I wanted a safer alternative to RegExp for TypeScript that uses a linear-time engine, so I built Regolith.

Why: Many CVEs happen because TypeScript libraries are vulnerable to Regular Expression Denial of Service attacks. I learned about this problem while doing undergraduate research and found that languages like Rust have built-in protection but languages like JavaScript, TypeScript, and Python do not. This library attempts to mitigate these vulnerabilities for TypeScript and JavaScript.

How: Regolith uses Rust's Regex library under the hood to prevent ReDoS attacks. The Rust Regex library implements a linear-time Regex engine that guarantees linear complexity for execution. A ReDoS attack occurs when a malicious input is provided that causes a normal Regex engine to check for a matching string in too many overlapping configurations. This causes the engine to take an extremely long time to compute the Regex, which could cause latency or downtime for a service. By designing the engine to take at most a linear amount of time, we can prevent these attacks at the library level and have software inherit these safety properties.
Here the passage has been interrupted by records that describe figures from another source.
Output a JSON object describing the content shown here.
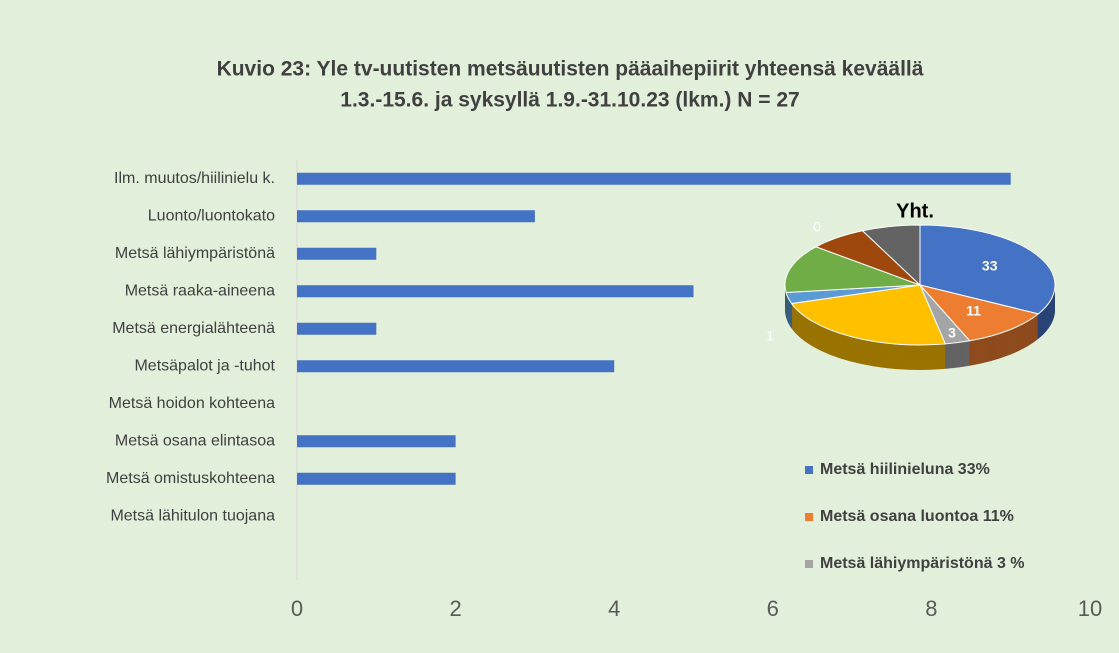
{
  "chart_data": [
    {
      "type": "bar",
      "orientation": "horizontal",
      "title": "Kuvio 23: Yle tv-uutisten metsäuutisten pääaihepiirit yhteensä keväällä",
      "subtitle": "1.3.-15.6. ja syksyllä 1.9.-31.10.23 (lkm.) N = 27",
      "categories": [
        "Ilm. muutos/hiilinielu k.",
        "Luonto/luontokato",
        "Metsä lähiympäristönä",
        "Metsä raaka-aineena",
        "Metsä energialähteenä",
        "Metsäpalot ja -tuhot",
        "Metsä hoidon kohteena",
        "Metsä osana elintasoa",
        "Metsä omistuskohteena",
        "Metsä lähitulon tuojana"
      ],
      "values": [
        9,
        3,
        1,
        5,
        1,
        4,
        0,
        2,
        2,
        0
      ],
      "color": "#4472c4",
      "xlim": [
        0,
        10
      ],
      "xticks": [
        0,
        2,
        4,
        6,
        8,
        10
      ],
      "grid": false
    },
    {
      "type": "pie3d",
      "title": "Yht.",
      "categories": [
        "Metsä hiilinieluna 33%",
        "Metsä osana luontoa 11%",
        "Metsä lähiympäristönä 3 %",
        null,
        null,
        null,
        null,
        null
      ],
      "values": [
        33,
        11,
        3,
        23,
        3,
        13,
        7,
        7
      ],
      "colors": [
        "#4472c4",
        "#ed7d31",
        "#a5a5a5",
        "#ffc000",
        "#5b9bd5",
        "#70ad47",
        "#9e480e",
        "#636363"
      ],
      "value_labels": [
        "33",
        "11",
        "3",
        null,
        null,
        null,
        null,
        null
      ],
      "annotations": [
        "1",
        "0"
      ],
      "legend": "bottom-right"
    }
  ]
}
I'm really fascinated by making programming languages safer and I would love to hear any feedback on how to improve this project. I'll try to answer all questions posted in the comments.

Thanks! - Jake Roggenbuck

1. DemocracyFTW2 ◴[] No.45036087[source]
FWIW there's also https://github.com/slevithan/regex "JS regexes future. A template tag for readable, high-performance, native JS regexes with extended syntax, context-aware interpolation, and always-on best practices". From the docs:

Highlights include support for insignificant whitespace and comments, atomic groups and possessive quantifiers (that can help you avoid ReDoS), subroutines and subroutine definition groups (that enable powerful subpattern composition), and context-aware interpolation of regexes, escaped strings, and partial patterns.